The cocktail list has the feel of a zoo; it’s populated with snow leopards, piping plovers, Titi monkeys and a constantly-changing list of others (“there aren’t just a dozen endangered species; there are thousands,” Samdo clarifies). Each drink begins with Samdo matching the altitude at which the animal is found with spirits and ingredients likewise known for thriving in that type of environment.

Titi monkey cocktail. Photo by Pat Ford.

The Titi monkey, for example, is typically found in the canopy level of tropical rain forests from Peru to Colombia, at about 8,500 feet above sea level. Samdo turned to that region’s patron spirit of pisco as a base, and puts it in a shaken, pisco-sour-esque, egg white cocktail. The eggshell is repurposed as well: it’s dehydrated, sprayed with absinthe, then filled with an edible emulsion foam that might take on a coconut flavor. Elsewhere in the recipe, he also incorporates a sandalwood syrup.

“It’s super aromatic. If you’ve ever walked into a forest with a lot of flowers, it kind of smells like that,” he says of the sandalwood component. “I wanted to create a rainforest-like flavor out of it, not just florally aromatic but also woody.” The surface of the drink is then topped with a digitally printed monkey design made out of wafer paper and sketched in edible inks.

“If you notice the monkey on the surface, he’s all dressed up and very professional looking,” he says. “But his expression is super pissed off.” “Everyone’s reaction is like, 'oh my god, it’s so cute.' I wanted to sneak in those sorts of images—hummingbirds, penguins—so when you drop off the drink, every person giggles or laughs. That was the energy the I wanted to create.”

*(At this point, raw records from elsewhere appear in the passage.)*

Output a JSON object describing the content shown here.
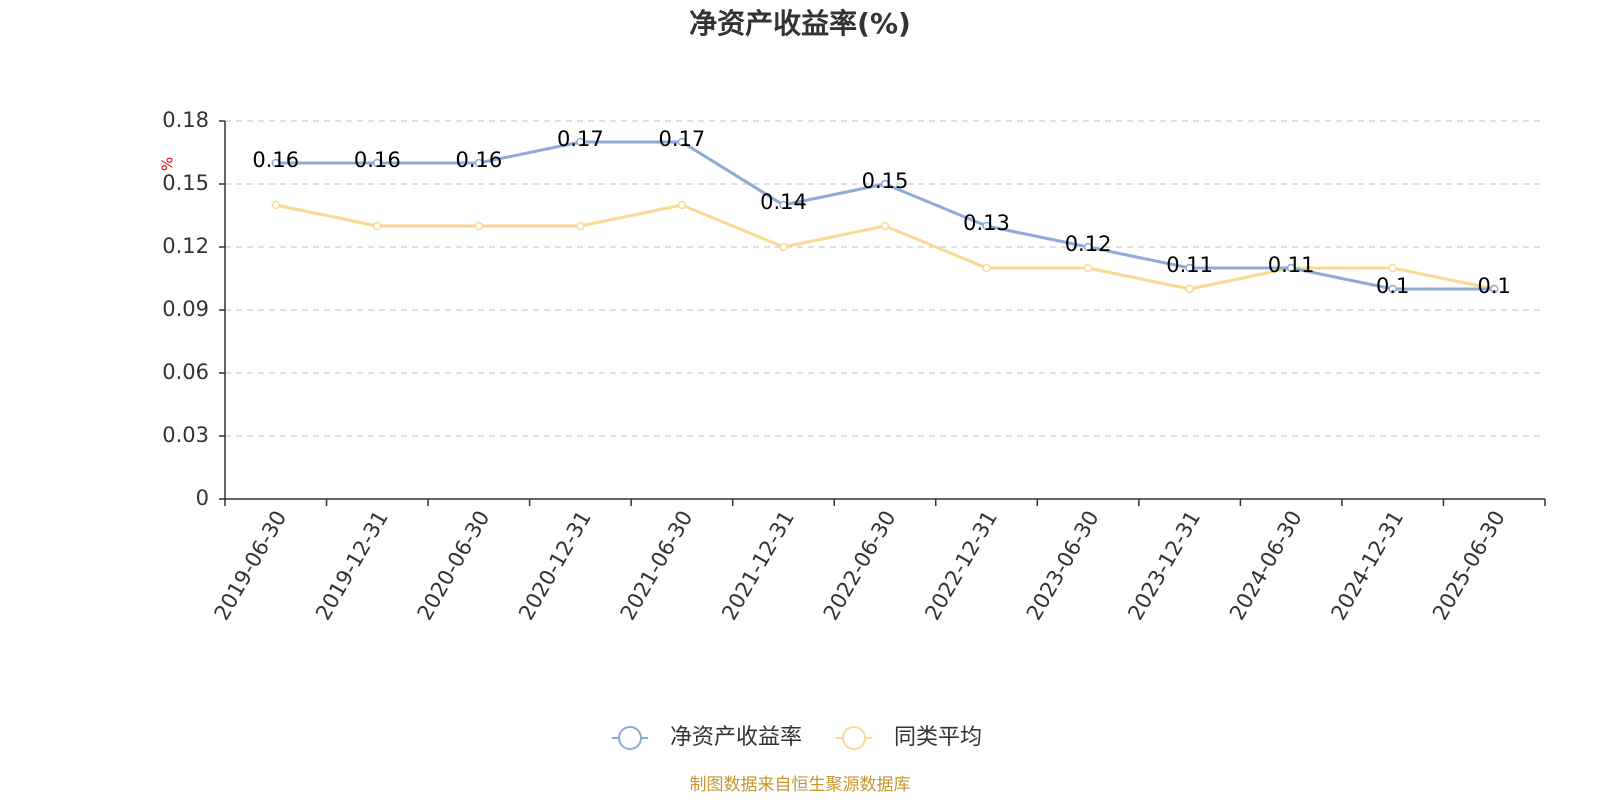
{
  "colors": {
    "series_main": "#8eaad8",
    "series_avg": "#fad994",
    "unit": "#e00000",
    "source": "#c8962c",
    "grid": "#cccccc",
    "axis": "#333333"
  },
  "legend": {
    "items": [
      {
        "name": "净资产收益率",
        "color": "#8eaad8"
      },
      {
        "name": "同类平均",
        "color": "#fad994"
      }
    ]
  },
  "source_text": "制图数据来自恒生聚源数据库",
  "chart_data": {
    "type": "line",
    "title": "净资产收益率(%)",
    "ylabel": "%",
    "xlabel": "",
    "ylim": [
      0,
      0.18
    ],
    "yticks": [
      0,
      0.03,
      0.06,
      0.09,
      0.12,
      0.15,
      0.18
    ],
    "ytick_labels": [
      "0",
      "0.03",
      "0.06",
      "0.09",
      "0.12",
      "0.15",
      "0.18"
    ],
    "grid": true,
    "legend_position": "bottom-center",
    "categories": [
      "2019-06-30",
      "2019-12-31",
      "2020-06-30",
      "2020-12-31",
      "2021-06-30",
      "2021-12-31",
      "2022-06-30",
      "2022-12-31",
      "2023-06-30",
      "2023-12-31",
      "2024-06-30",
      "2024-12-31",
      "2025-06-30"
    ],
    "series": [
      {
        "name": "净资产收益率",
        "values": [
          0.16,
          0.16,
          0.16,
          0.17,
          0.17,
          0.14,
          0.15,
          0.13,
          0.12,
          0.11,
          0.11,
          0.1,
          0.1
        ],
        "labels": [
          "0.16",
          "0.16",
          "0.16",
          "0.17",
          "0.17",
          "0.14",
          "0.15",
          "0.13",
          "0.12",
          "0.11",
          "0.11",
          "0.1",
          "0.1"
        ],
        "color": "#8eaad8"
      },
      {
        "name": "同类平均",
        "values": [
          0.14,
          0.13,
          0.13,
          0.13,
          0.14,
          0.12,
          0.13,
          0.11,
          0.11,
          0.1,
          0.11,
          0.11,
          0.1
        ],
        "color": "#fad994"
      }
    ]
  }
}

It also doesn’t hurt that this one, like most of the cocktails he sends out, are eminently Instagrammable.

Snow Leopard. Photo courtesy ArtScience.

For the Snow Leopard, whose altitude was hard to match up directly with a spirit, he instead interpreted its rocky, mountainous environs with the earthiness of mezcal, then added dry vermouth insfused with rock tea, a type of oolong that grows on the rocky mountains of China, and savory cardamom-spiked agave. The Bird of Paradise lives on an exceptionally low altitude, so he matched it with tropical, low-growing fruits and spirits, rum, mango, almonds, saffron, and date palms for a presentation as colorful as its plumage. “I wanted to raise awareness, but in a gentle way,” Samdo says of the overarching species concept. “Growing up as a Tibetan, we always worshipped the earth, the ocean. Humans have a voice and we can scream out; animals can’t.”